I assure you it is a meaningful term:

https://llvm.org/docs/UndefinedBehavior.html

replies(1): >>43646034 #
NoTeslaThrow ◴[] No.43646034[source]
Ok, but in the context of the language at hand? Presumably the IR has distinct semantics from the language that generates the IR. Does UB just strictly resolve to LLVM UB? That's very reasonable!
replies(2): >>43646173 #>>43646377 #
fc417fc802 ◴[] No.43646173[source]
No. UB is a term of art here.

Consider a hypothetical non-LLVM full reimplementation of the compiler.
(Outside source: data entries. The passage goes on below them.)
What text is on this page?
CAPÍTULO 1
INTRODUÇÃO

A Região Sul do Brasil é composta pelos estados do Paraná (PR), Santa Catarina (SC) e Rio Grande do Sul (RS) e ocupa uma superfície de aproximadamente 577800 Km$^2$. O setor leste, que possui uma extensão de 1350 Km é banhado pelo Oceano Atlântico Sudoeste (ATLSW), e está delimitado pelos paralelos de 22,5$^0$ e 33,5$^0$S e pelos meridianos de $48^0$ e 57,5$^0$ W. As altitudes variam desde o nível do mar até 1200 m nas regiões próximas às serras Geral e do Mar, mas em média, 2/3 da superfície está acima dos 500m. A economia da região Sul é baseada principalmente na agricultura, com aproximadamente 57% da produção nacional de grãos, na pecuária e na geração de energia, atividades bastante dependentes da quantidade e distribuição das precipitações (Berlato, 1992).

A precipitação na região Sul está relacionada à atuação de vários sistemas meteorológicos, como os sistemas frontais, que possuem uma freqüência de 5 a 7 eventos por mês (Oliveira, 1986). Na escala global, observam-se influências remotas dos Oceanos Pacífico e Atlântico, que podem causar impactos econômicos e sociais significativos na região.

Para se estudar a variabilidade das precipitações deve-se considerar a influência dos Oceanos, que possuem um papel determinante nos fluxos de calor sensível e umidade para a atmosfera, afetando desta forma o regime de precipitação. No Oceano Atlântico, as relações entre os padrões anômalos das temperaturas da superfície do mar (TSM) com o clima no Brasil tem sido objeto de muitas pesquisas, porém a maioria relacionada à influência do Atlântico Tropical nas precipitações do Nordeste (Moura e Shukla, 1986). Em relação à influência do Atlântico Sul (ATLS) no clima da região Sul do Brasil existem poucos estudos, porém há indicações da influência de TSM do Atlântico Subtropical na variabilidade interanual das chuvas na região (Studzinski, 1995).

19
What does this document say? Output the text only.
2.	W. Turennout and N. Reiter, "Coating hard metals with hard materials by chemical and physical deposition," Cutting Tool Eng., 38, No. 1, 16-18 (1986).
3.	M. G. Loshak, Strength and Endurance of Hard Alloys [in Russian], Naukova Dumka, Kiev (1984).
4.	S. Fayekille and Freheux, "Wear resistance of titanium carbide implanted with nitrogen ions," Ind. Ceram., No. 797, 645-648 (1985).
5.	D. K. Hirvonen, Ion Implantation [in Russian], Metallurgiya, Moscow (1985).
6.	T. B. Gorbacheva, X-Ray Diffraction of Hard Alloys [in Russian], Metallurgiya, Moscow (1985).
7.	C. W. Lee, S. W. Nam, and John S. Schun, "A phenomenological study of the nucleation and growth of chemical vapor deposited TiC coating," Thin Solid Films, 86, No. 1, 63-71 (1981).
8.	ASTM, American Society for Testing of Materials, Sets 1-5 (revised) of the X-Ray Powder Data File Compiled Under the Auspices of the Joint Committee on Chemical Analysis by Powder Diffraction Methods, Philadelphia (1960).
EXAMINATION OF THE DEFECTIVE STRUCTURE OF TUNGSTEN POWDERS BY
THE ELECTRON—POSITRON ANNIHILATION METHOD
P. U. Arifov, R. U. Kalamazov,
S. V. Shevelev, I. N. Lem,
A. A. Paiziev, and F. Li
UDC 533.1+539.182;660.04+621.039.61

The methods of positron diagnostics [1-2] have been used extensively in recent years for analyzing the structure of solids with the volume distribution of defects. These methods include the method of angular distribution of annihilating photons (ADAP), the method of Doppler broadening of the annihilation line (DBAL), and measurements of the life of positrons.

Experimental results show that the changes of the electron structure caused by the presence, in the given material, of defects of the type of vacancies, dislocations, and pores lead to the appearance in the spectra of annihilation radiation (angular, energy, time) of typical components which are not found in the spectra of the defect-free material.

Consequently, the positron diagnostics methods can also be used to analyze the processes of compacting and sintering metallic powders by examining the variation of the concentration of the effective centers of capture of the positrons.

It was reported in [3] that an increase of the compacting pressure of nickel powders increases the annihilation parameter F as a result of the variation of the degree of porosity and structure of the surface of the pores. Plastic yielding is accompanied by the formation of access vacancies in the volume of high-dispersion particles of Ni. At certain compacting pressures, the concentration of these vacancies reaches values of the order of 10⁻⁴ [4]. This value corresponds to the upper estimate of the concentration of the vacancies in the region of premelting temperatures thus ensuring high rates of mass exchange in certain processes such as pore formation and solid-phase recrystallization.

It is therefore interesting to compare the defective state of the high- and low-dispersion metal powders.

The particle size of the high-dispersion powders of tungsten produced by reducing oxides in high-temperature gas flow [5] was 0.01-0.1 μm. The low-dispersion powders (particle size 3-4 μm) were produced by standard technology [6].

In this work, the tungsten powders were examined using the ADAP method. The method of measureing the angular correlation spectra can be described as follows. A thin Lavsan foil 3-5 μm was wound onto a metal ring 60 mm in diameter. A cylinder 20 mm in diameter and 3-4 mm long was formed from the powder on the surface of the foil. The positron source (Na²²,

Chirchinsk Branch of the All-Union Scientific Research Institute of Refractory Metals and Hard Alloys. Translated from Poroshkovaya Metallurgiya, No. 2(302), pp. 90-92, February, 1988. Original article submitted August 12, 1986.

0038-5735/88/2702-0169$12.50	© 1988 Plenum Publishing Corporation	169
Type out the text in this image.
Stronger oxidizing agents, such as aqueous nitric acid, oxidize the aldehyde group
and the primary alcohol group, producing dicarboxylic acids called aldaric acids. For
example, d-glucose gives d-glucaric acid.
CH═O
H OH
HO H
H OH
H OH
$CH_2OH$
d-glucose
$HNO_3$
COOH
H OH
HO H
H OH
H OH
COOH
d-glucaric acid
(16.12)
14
If it optimizes and there are invalid assumptions then there is likely UB. LLVM isn't involved in that case though.

replies(1): >>43646570 #
1. NoTeslaThrow ◴[] No.43646570{3}[source]
> If it optimizes and there are invalid assumptions then there is likely UB.

It's the distinguishing from bugs that concerns me.

replies(3): >>43646620 #>>43646899 #>>43649091 #
2. fc417fc802 ◴[] No.43646620[source]
I don't follow. Isn't UB a subset of bugs or alternatively a follow on consequence that causes observable behavior to further deviate?
replies(1): >>43647058 #
3. vlovich123 ◴[] No.43646899[source]
It is a bug - you’ve violated the contract between the language and the compiler.

Just like segfault or logic bug, it’s a class of bugs. Why is special though is that in most bugs you just hit an invalid state. In UB you can end up executing code that never existed or not executing code that does exist. Or any number of other things can happen because the compiler applies an optimization assuming a runtime state you promised it would never occur but did.

It’s slightly different from being a strict subset because UB is actually exploited to perform optimizations - UB is not allowed so the compiler is able to emit more efficient code is taught to exploit that and the language allows for it (eg the niche optimization the blog describes)

4. NoTeslaThrow ◴[] No.43647058[source]
> Isn't UB a subset of bugs

No, not at all. UB can still produce correct and expected results for the entire input domain.

replies(3): >>43647136 #>>43648979 #>>43649194 #
5. fc417fc802 ◴[] No.43647136{3}[source]
If I have a bug that only triggers between 9 and 10 am EST on Mondays that is still a bug, no? Now extend that to "rand(1.0) < 0.01". Now extend that to a check using __TIME__ that goes off at compile time instead of runtime (some binaries are buggy, some aren't). Now extend that to UB.
6. ◴[] No.43648979{3}[source]
7. lmm ◴[] No.43649091[source]
Anything a compiler does with code which is UB is not a bug in the compiler. That's pretty much the definition of UB.
8. pharrington ◴[] No.43649194{3}[source]
"can" is extremely different than "will"!